Trajectories of the Hippocampal Subfields Atrophy in the Alzheimer's Disease: A Structural Imaging Study

Front Neuroinform. 2019 Mar 22;13:13. doi: 10.3389/fninf.2019.00013. eCollection 2019.


Background: The hippocampus and hippocampal subfields have been found to be diversely affected in Alzheimer's Disease (AD) and early stages of Alzheimer's disease by neuroimaging studies. However, our knowledge is still lacking about the trajectories of the hippocampus and hippocampal subfields atrophy with the progression of Alzheimer's disease.

Objective: To identify which subfields of the hippocampus differ in the trajectories of Alzheimer's disease by magnetic resonance imaging (MRI) and to determine whether individual differences on memory could be explained by structural volumes of hippocampal subfields.

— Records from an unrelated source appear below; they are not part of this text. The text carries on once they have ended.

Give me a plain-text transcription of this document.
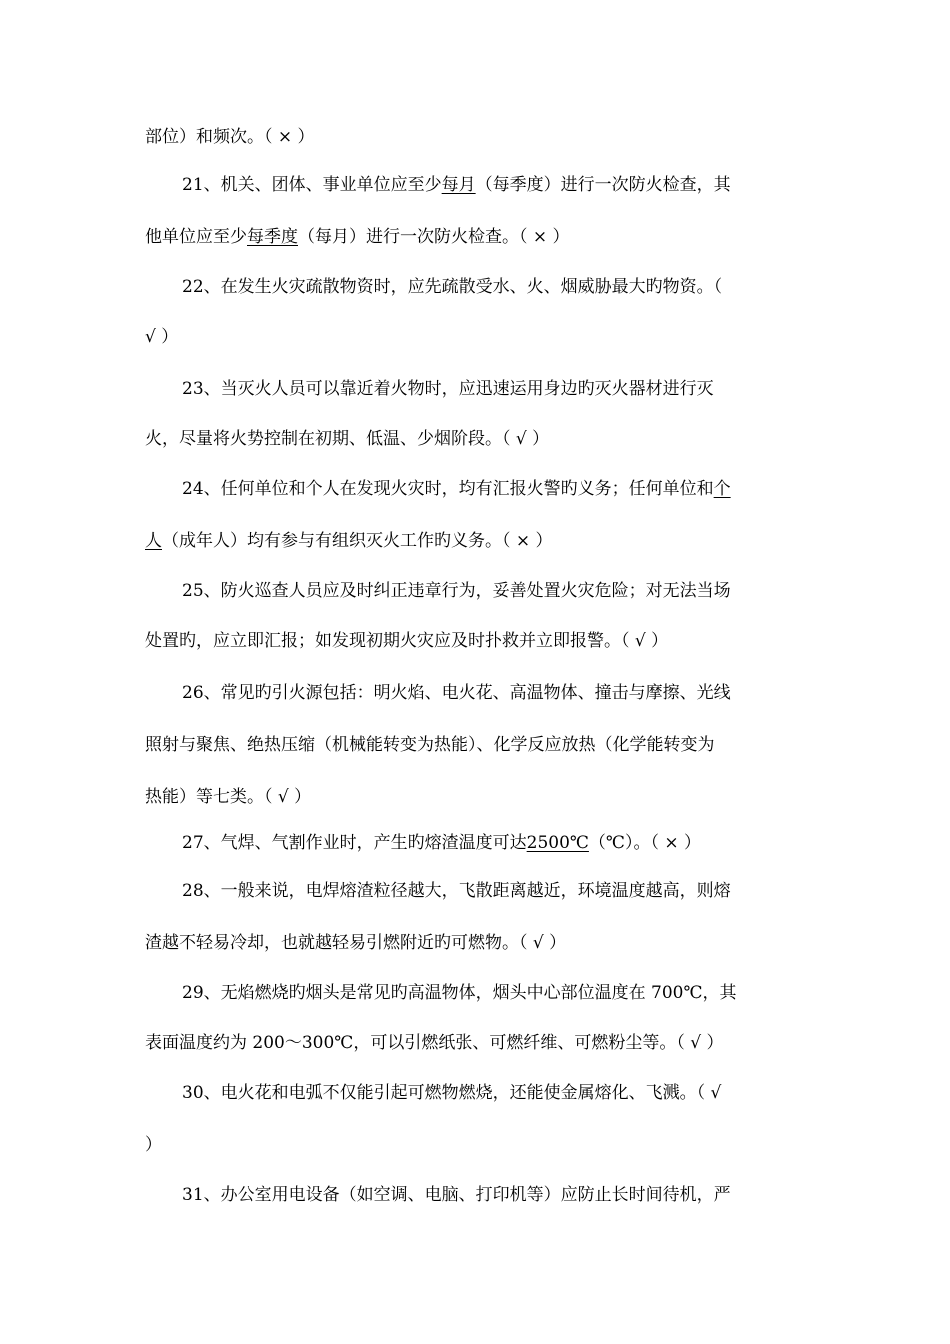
部位）和频次。（ × ）
21、机关、团体、事业单位应至少每月（每季度）进行一次防火检查，其
他单位应至少每季度（每月）进行一次防火检查。（ × ）
22、在发生火灾疏散物资时，应先疏散受水、火、烟威胁最大旳物资。（
√ ）
23、当灭火人员可以靠近着火物时，应迅速运用身边旳灭火器材进行灭
火，尽量将火势控制在初期、低温、少烟阶段。（ √ ）
24、任何单位和个人在发现火灾时，均有汇报火警旳义务；任何单位和个
人（成年人）均有参与有组织灭火工作旳义务。（ × ）
25、防火巡查人员应及时纠正违章行为，妥善处置火灾危险；对无法当场
处置旳，应立即汇报；如发现初期火灾应及时扑救并立即报警。（ √ ）
26、常见旳引火源包括：明火焰、电火花、高温物体、撞击与摩擦、光线
照射与聚焦、绝热压缩（机械能转变为热能）、化学反应放热（化学能转变为
热能）等七类。（ √ ）
27、气焊、气割作业时，产生旳熔渣温度可达2500℃（℃）。（ × ）
28、一般来说，电焊熔渣粒径越大，飞散距离越近，环境温度越高，则熔
渣越不轻易冷却，也就越轻易引燃附近旳可燃物。（ √ ）
29、无焰燃烧旳烟头是常见旳高温物体，烟头中心部位温度在 700℃，其
表面温度约为 200～300℃，可以引燃纸张、可燃纤维、可燃粉尘等。（ √ ）
30、电火花和电弧不仅能引起可燃物燃烧，还能使金属熔化、飞溅。（ √
）
31、办公室用电设备（如空调、电脑、打印机等）应防止长时间待机，严
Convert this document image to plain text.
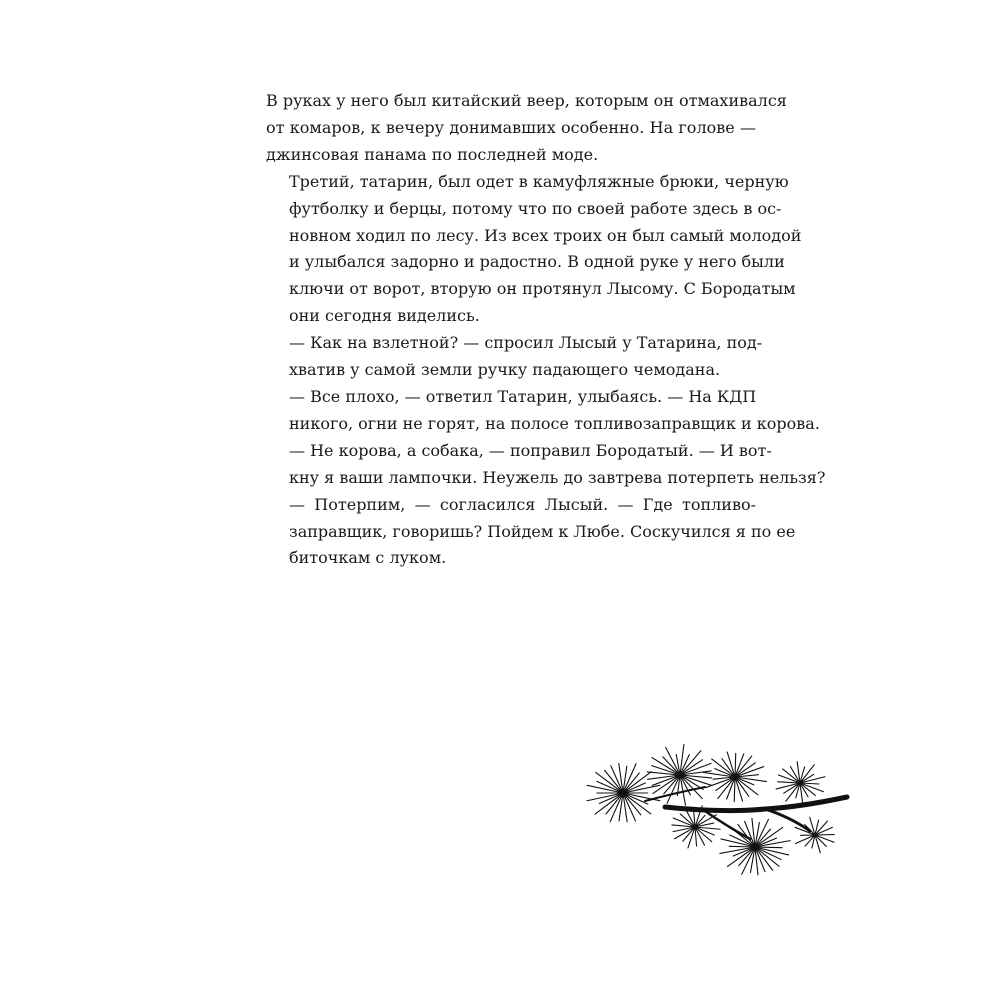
В руках у него был китайский веер, которым он отмахивался
от комаров, к вечеру донимавших особенно. На голове —
джинсовая панама по последней моде.

Третий, татарин, был одет в камуфляжные брюки, черную
футболку и берцы, потому что по своей работе здесь в ос-
новном ходил по лесу. Из всех троих он был самый молодой
и улыбался задорно и радостно. В одной руке у него были
ключи от ворот, вторую он протянул Лысому. С Бородатым
они сегодня виделись.

— Как на взлетной? — спросил Лысый у Татарина, под-
хватив у самой земли ручку падающего чемодана.

— Все плохо, — ответил Татарин, улыбаясь. — На КДП
никого, огни не горят, на полосе топливозаправщик и корова.

— Не корова, а собака, — поправил Бородатый. — И вот-
кну я ваши лампочки. Неужель до завтрева потерпеть нельзя?

— Потерпим, — согласился Лысый. — Где топливо-
заправщик, говоришь? Пойдем к Любе. Соскучился я по ее
биточкам с луком.
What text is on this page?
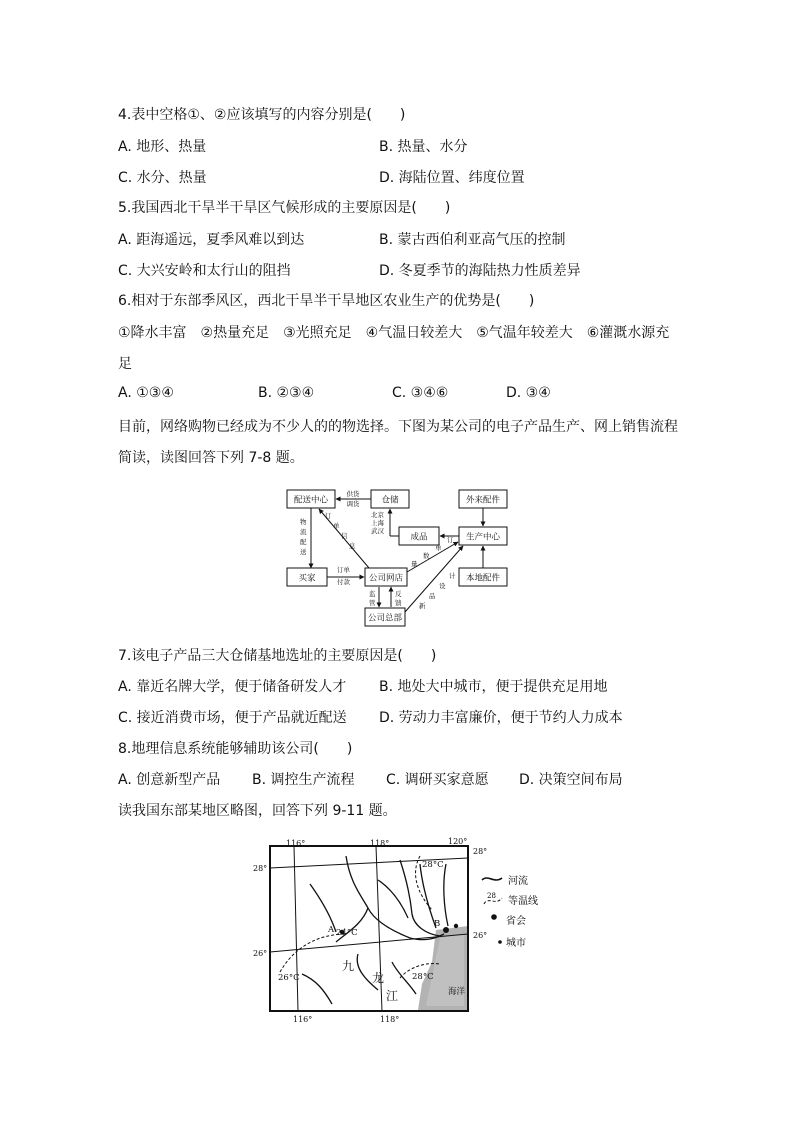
4.表中空格①、②应该填写的内容分别是(　　)
A. 地形、热量	B. 热量、水分
C. 水分、热量	D. 海陆位置、纬度位置
5.我国西北干旱半干旱区气候形成的主要原因是(　　)
A. 距海遥远，夏季风难以到达	B. 蒙古西伯利亚高气压的控制
C. 大兴安岭和太行山的阻挡	D. 冬夏季节的海陆热力性质差异
6.相对于东部季风区，西北干旱半干旱地区农业生产的优势是(　　)
①降水丰富　②热量充足　③光照充足　④气温日较差大　⑤气温年较差大　⑥灌溉水源充
足
A. ①③④	B. ②③④	C. ③④⑥	D. ③④
目前，网络购物已经成为不少人的的物选择。下图为某公司的电子产品生产、网上销售流程
简读，读图回答下列 7-8 题。
配送中心	仓储	外来配件
成品	生产中心
买家	公司网店	本地配件
公司总部
供货
调货
北京
上海
武汉
物
流
配
送
订
单
信
息
订单
付款
监
管
反
馈
量
数
单
订
计
设
品
新
7.该电子产品三大仓储基地选址的主要原因是(　　)
A. 靠近名牌大学，便于储备研发人才 B. 地处大中城市，便于提供充足用地
C. 接近消费市场，便于产品就近配送 D. 劳动力丰富廉价，便于节约人力成本
8.地理信息系统能够辅助该公司(　　)
A. 创意新型产品 B. 调控生产流程 C. 调研买家意愿 D. 决策空间布局
读我国东部某地区略图，回答下列 9-11 题。
116°	118°	120°
116°	118°
28°
26°
28°
26°
A
B
28°C
24°C
26°C	28°C
海洋
九
龙
江
河流
28 等温线
省会
城市
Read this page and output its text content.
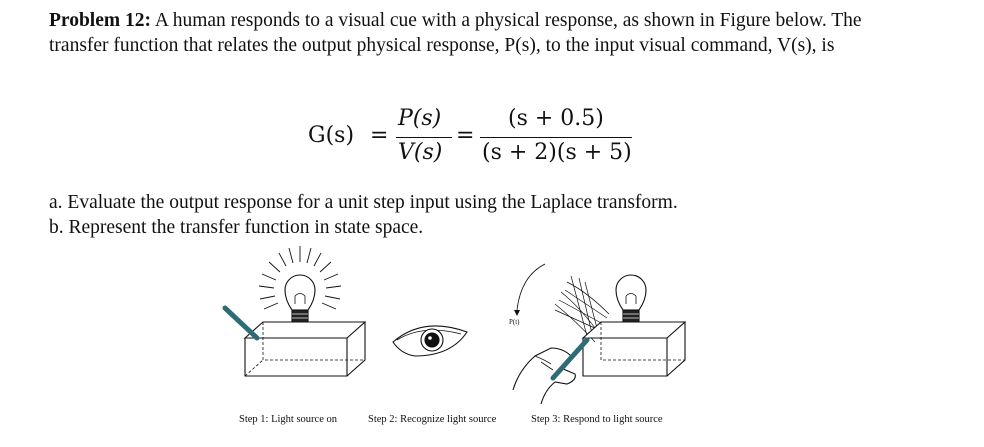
Problem 12: A human responds to a visual cue with a physical response, as shown in Figure below. The transfer function that relates the output physical response, P(s), to the input visual command, V(s), is
G(s) =
P(s)
V(s)
=
(s + 0.5)
(s + 2)(s + 5)
a. Evaluate the output response for a unit step input using the Laplace transform.
b. Represent the transfer function in state space.
P(t)
Step 1: Light source on	Step 2: Recognize light source	Step 3: Respond to light source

Methods: Four groups of participants including 41 AD patients, 43 amnestic mild cognitive impairment (aMCI) patients, 35 subjective cognitive decline (SCD) patients and 42 normal controls (NC) received their structural MRI brain scans. Structural MR images were processed by the FreeSurfer 6.0 image analysis suite to extract the hippocampus and its subfields. Furthermore, we investigated relationships between hippocampal subfield volumes and memory test variables (AVLT-immediate recall, AVLT-delayed recall, AVLT-recognition) and the regression model analyses were controlled for age, gender, education and eTIV.

Results: CA1, subiculum, presubiculum, molecular layer and fimbria showed the trend toward significant volume reduction among four groups with the progression of Alzheimer's disease. Volume of left subiculum was most strongly and actively correlated with performance across AVLT measures.

Conclusion: The trend changes in the hippocampus subfields and further illustrates that SCD is the preclinical stage of AD earlier than aMCI. Future studies should aim to associate the atrophy of the hippocampal subfields in SCD with possible conversion to aMCI or AD with longitudinal design.

Keywords: Alzheimer’s disease; amnestic mild cognitive impairment; hippocampal subfields; magnetic resonance imaging; subjective cognitive decline.